Interior design of three-dimensional CuO ordered architectures with enhanced performance for supercapacitors

Abstract

Oriented assembly of low-dimensional building blocks into their higher order three-dimensional (3D) multifunctional architectures is a fascinating technique to improve the electrochemical performance of random low-dimensional materials. Here, we have successfully realized two 3D CuO ordered nanostructures (CONs) assembled by 1D and 2D building blocks via a facile solvothermal method with mixed solutions of deionized water and ethylene glycol (EG). The synergistic effect of EG and n-butylamine on the crystal nucleation and growth process dominates the fabrication of various 3D architectures. Compared with disorganized 2D nanoflakes, 3D CONs exhibit higher specific surface areas, more convenient electron and ion mobility, and greater structural stability, which contribute to the rapid and reversible redox reaction in pseudocapacitors. Impressively, the electrochemical characteristics are greatly improved by 3D CON electrodes, showing high specific capacitance (541 and 585 F g⁻¹ at 1 A g⁻¹), good rate capability (retaining 81% and 79% at 20 A g⁻¹), and stable cycle life (85.3% and 86.8% capacitance retention after 8000 cycles).
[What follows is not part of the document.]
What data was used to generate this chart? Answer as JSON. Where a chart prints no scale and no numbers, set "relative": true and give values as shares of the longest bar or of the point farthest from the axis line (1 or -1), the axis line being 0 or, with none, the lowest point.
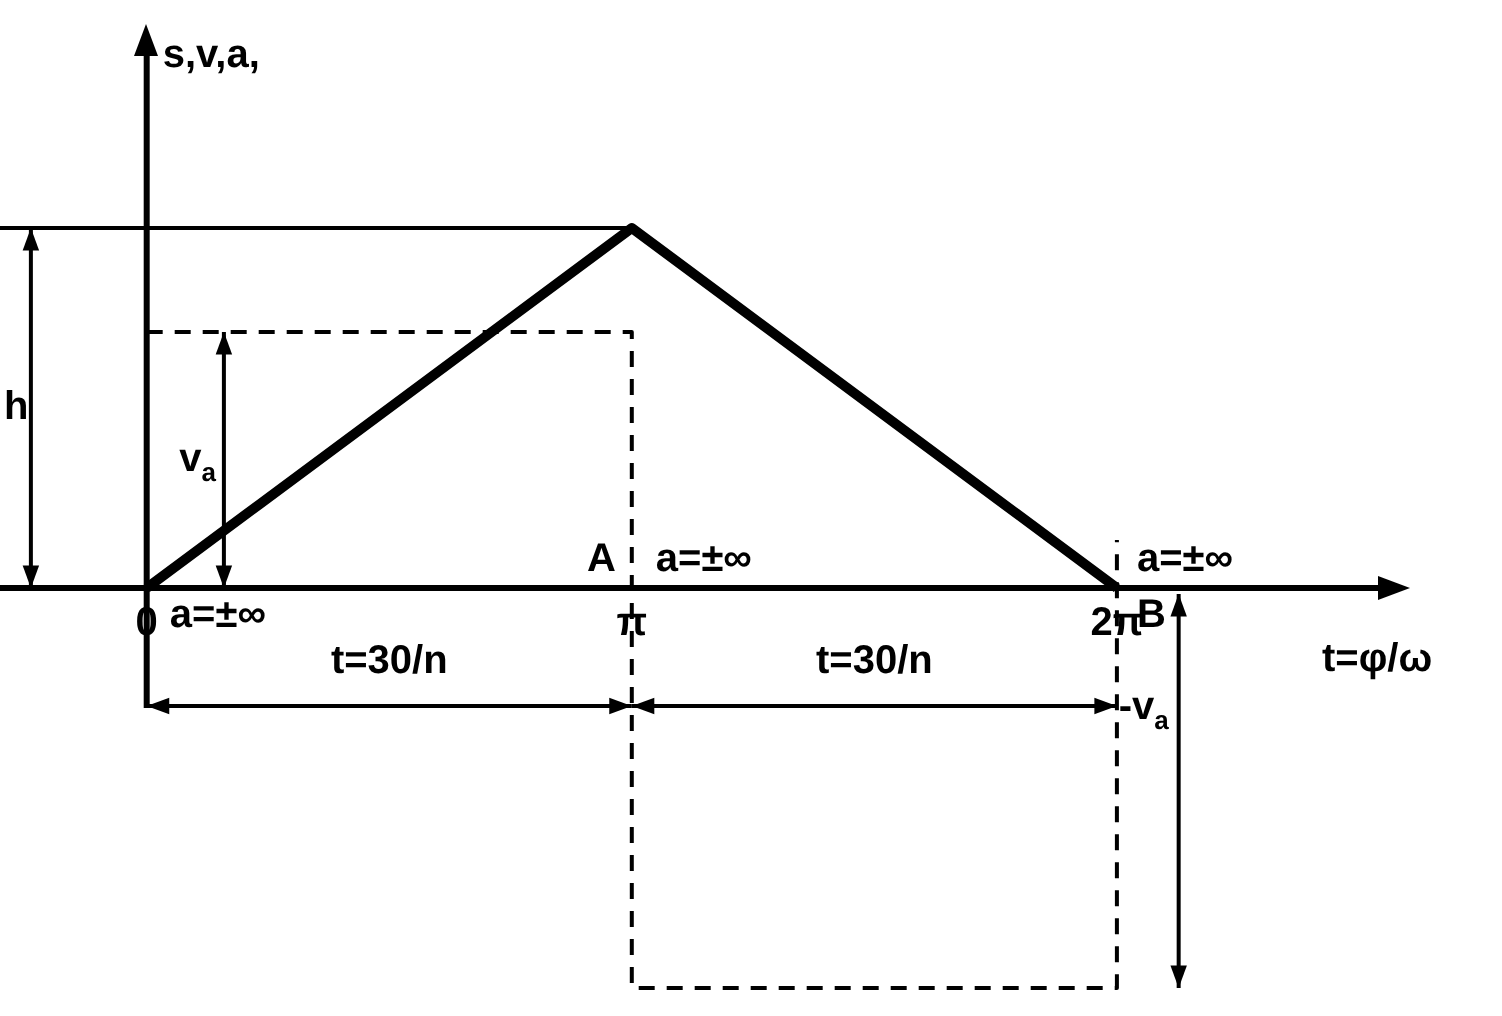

More importantly, the asymmetric supercapacitor based on 3D CONs expresses excellent cycling stability (85.3% capacitance retention after 10 000 cycles) and high energy density (31.47 W h kg⁻¹ at a power density of 892 W kg⁻¹). The design of the 3D porous ordered nanostructures would provide a novel and ideal approach for enhancing comprehensive performance of other electrode materials in energy conversion and storage fields.